Home is where the hate is
Inslee the Great Amazon Defender needn’t look very far for more Prime Foes to slay.
- Seattle’s City Council continues to push a “head tax” on successful Seattle businesses like Amazon, despite the company’s overwhelmingly positive contribution to the city. Some thanks. Most everyone acknowledges the city’s high taxes, heaps of regulations, and hostile political climate contributed to Amazon seeking to build “HQ2” elsewhere. Maybe Jay Inslee would like to say something about that?
- Socialist Seattle City Councilmember Kshama Sawant spurned Amazon’s reciprocated overtures when other councilmembers asked for a “reset” with the company. Sawant instead accused Amazon of “using its monopoly power to gobble up swathes of prime Seattle real estate” and called for the company to be seized and taken into “democratic public ownership.” Sawant’s fantasies make Venezuela seem business-friendly by comparison. Maybe Jay Inslee could “speak up” on this one.

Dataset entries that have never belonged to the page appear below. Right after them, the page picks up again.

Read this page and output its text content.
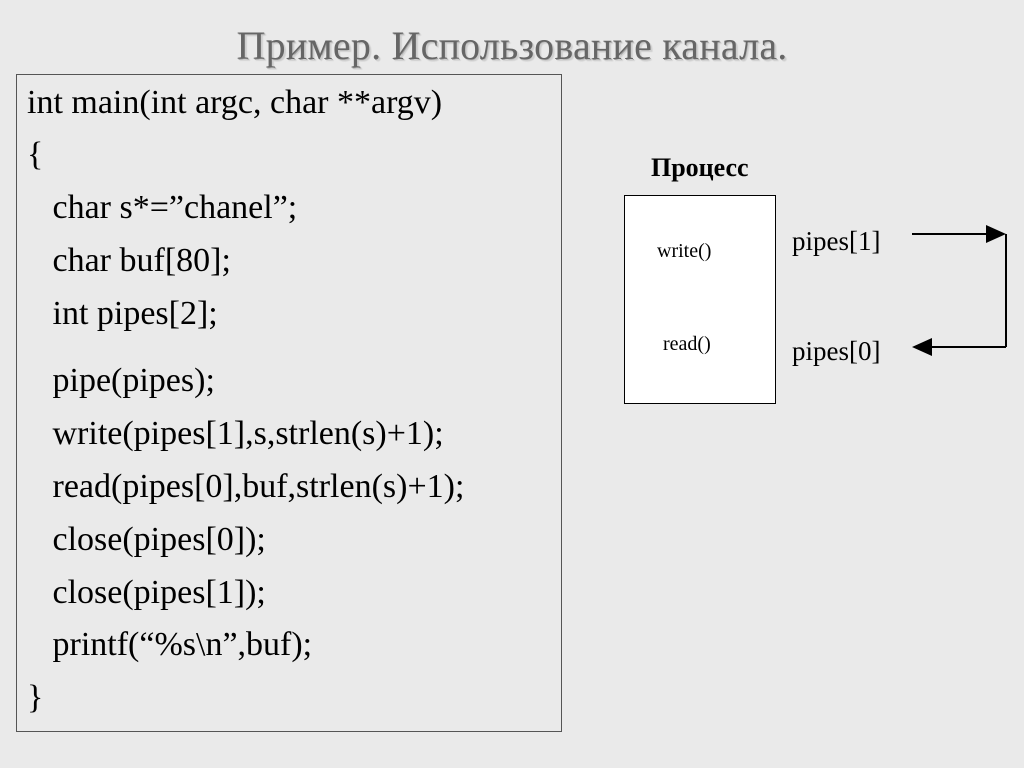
Пример. Использование канала.
int main(int argc, char **argv)
{
char s*=”chanel”;
char buf[80];
int pipes[2];
pipe(pipes);
write(pipes[1],s,strlen(s)+1);
read(pipes[0],buf,strlen(s)+1);
close(pipes[0]);
close(pipes[1]);
printf(“%s\n”,buf);
}
Процесс
write()
read()
pipes[1]
pipes[0]
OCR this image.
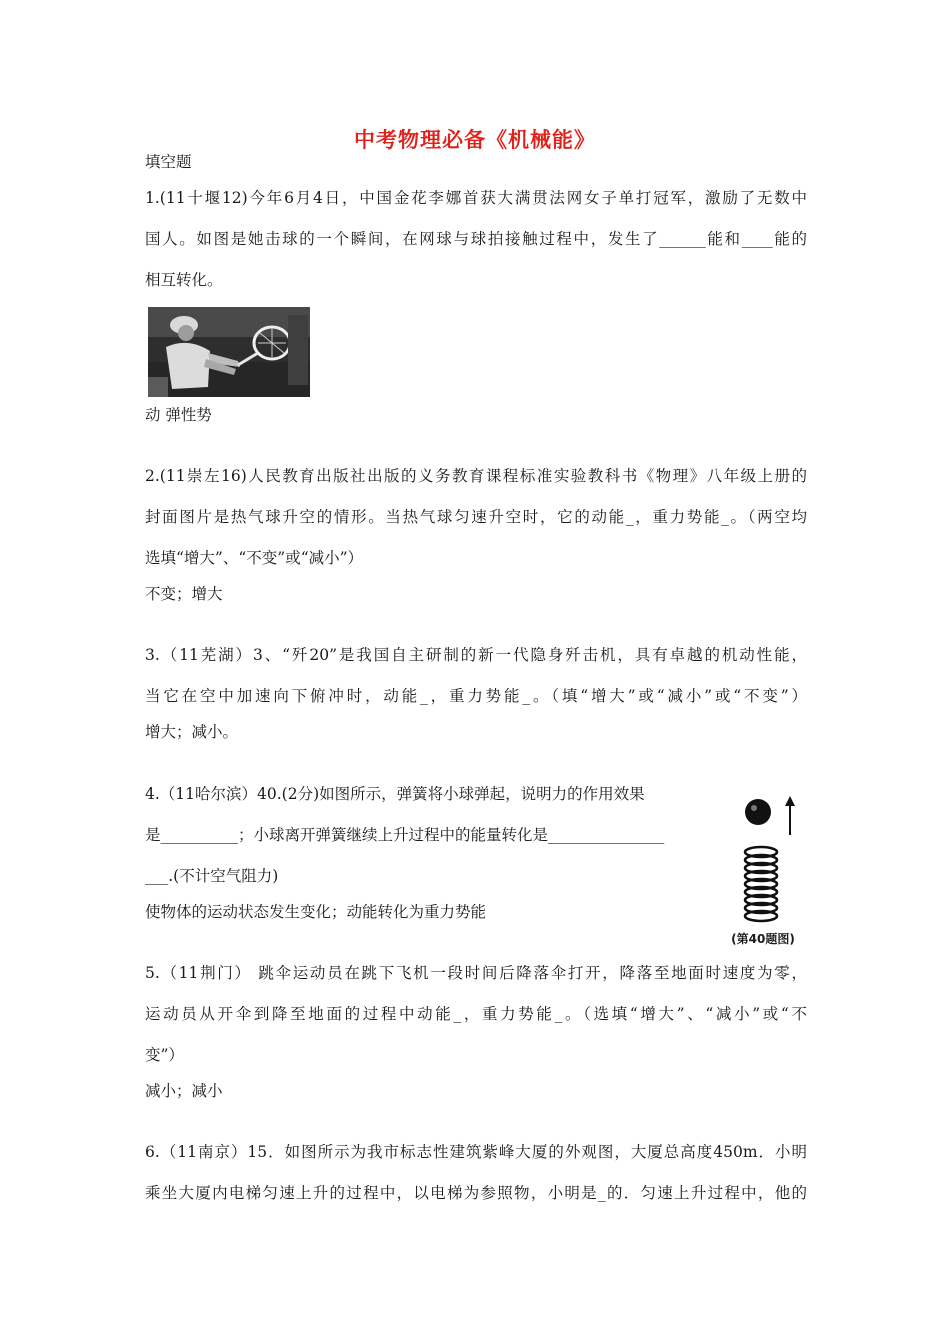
中考物理必备《机械能》
填空题
1.(11十堰12)今年6月4日，中国金花李娜首获大满贯法网女子单打冠军，激励了无数中
国人。如图是她击球的一个瞬间，在网球与球拍接触过程中，发生了______能和____能的
相互转化。
动 弹性势
2.(11崇左16)人民教育出版社出版的义务教育课程标准实验教科书《物理》八年级上册的
封面图片是热气球升空的情形。当热气球匀速升空时，它的动能_，重力势能_。（两空均
选填“增大”、“不变”或“减小”）
不变；增大
3.（11芜湖）3、“歼20”是我国自主研制的新一代隐身歼击机，具有卓越的机动性能，
当它在空中加速向下俯冲时，动能_，重力势能_。（填“增大”或“减小”或“不变”）
增大；减小。
4.（11哈尔滨）40.(2分)如图所示，弹簧将小球弹起，说明力的作用效果
是__________；小球离开弹簧继续上升过程中的能量转化是_______________
___.(不计空气阻力)
使物体的运动状态发生变化；动能转化为重力势能
(第40题图)
5.（11荆门） 跳伞运动员在跳下飞机一段时间后降落伞打开，降落至地面时速度为零，
运动员从开伞到降至地面的过程中动能_，重力势能_。（选填“增大”、“减小”或“不
变”）
减小；减小
6.（11南京）15．如图所示为我市标志性建筑紫峰大厦的外观图，大厦总高度450m．小明
乘坐大厦内电梯匀速上升的过程中，以电梯为参照物，小明是_的．匀速上升过程中，他的
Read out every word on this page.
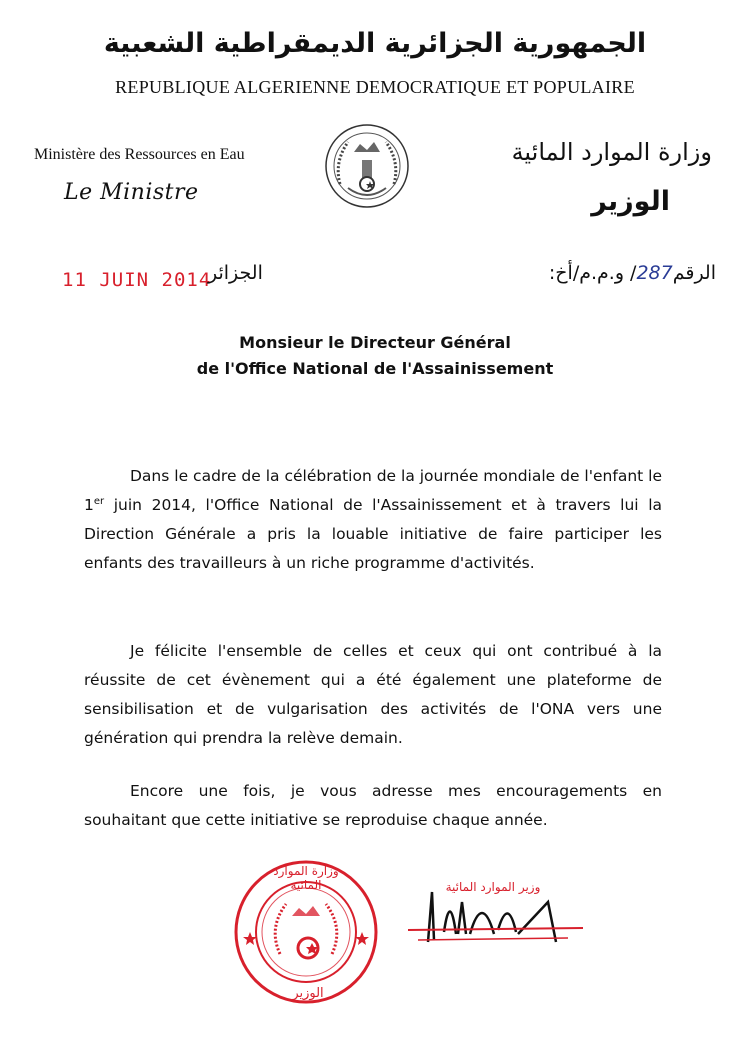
الجمهورية الجزائرية الديمقراطية الشعبية
REPUBLIQUE ALGERIENNE DEMOCRATIQUE ET POPULAIRE
Ministère des Ressources en Eau
Le Ministre
وزارة الموارد المائية
الوزير
11 JUIN 2014
الجزائر	الرقم287/ و.م.م/أخ:
Monsieur le Directeur Général
de l'Office National de l'Assainissement
Dans le cadre de la célébration de la journée mondiale de l'enfant le 1er juin 2014, l'Office National de l'Assainissement et à travers lui la Direction Générale a pris la louable initiative de faire participer les enfants des travailleurs à un riche programme d'activités.
Je félicite l'ensemble de celles et ceux qui ont contribué à la réussite de cet évènement qui a été également une plateforme de sensibilisation et de vulgarisation des activités de l'ONA vers une génération qui prendra la relève demain.
Encore une fois, je vous adresse mes encouragements en souhaitant que cette initiative se reproduise chaque année.
وزارة الموارد المائية
الوزير
وزير الموارد المائية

- Sawant went so far as to host a “Tax Amazon” rally, whipping up the crowd’s resentments at the tech companies driving Seattle’s job growth. She even printed up (at city expense?) signs knocking Amazon. Jay, care to chime in?
- Seattle keeps pursuing a city income tax, even though it’s illegal, and even though Washington’s lack of an income tax is a big reason Jeff Bezos founded Amazon in Seattle in the first place. Hard to see that as anything but a direct slap in the face. Inslee has said he’s against a state income tax; will he say the same about (illegal) city income taxes?
- John Burbank, the main architect of Seattle’s (failed and illegal) city income tax, compared Amazon to a “sociopathic roommate” that is “sucking up our resources,” and of news that Amazon would expand elsewhere, said simply “Good.” Burbank isn’t some wild-eyed activist but a member in good standing of the Democratic political establishment (and worked on Seattle’s income tax case with Paul Lawrence, Lawyer to the Democratic Stars). Governor, people like Burbank are from your side of the aisle – if you want to be “brave,” speak up against this kind of local nonsense.
Ah but you see, there are no national headlines to be earned for Jay Inslee in doing any of that. But if Inslee really thinks Amazon is “a big part of Washington’s economic success” and values the contribution of its “40,000+ employees in our state,” he’d take on the local enemies who seethe with resentment about the job growth and new wealth that successful companies like Amazon bring to our region. If.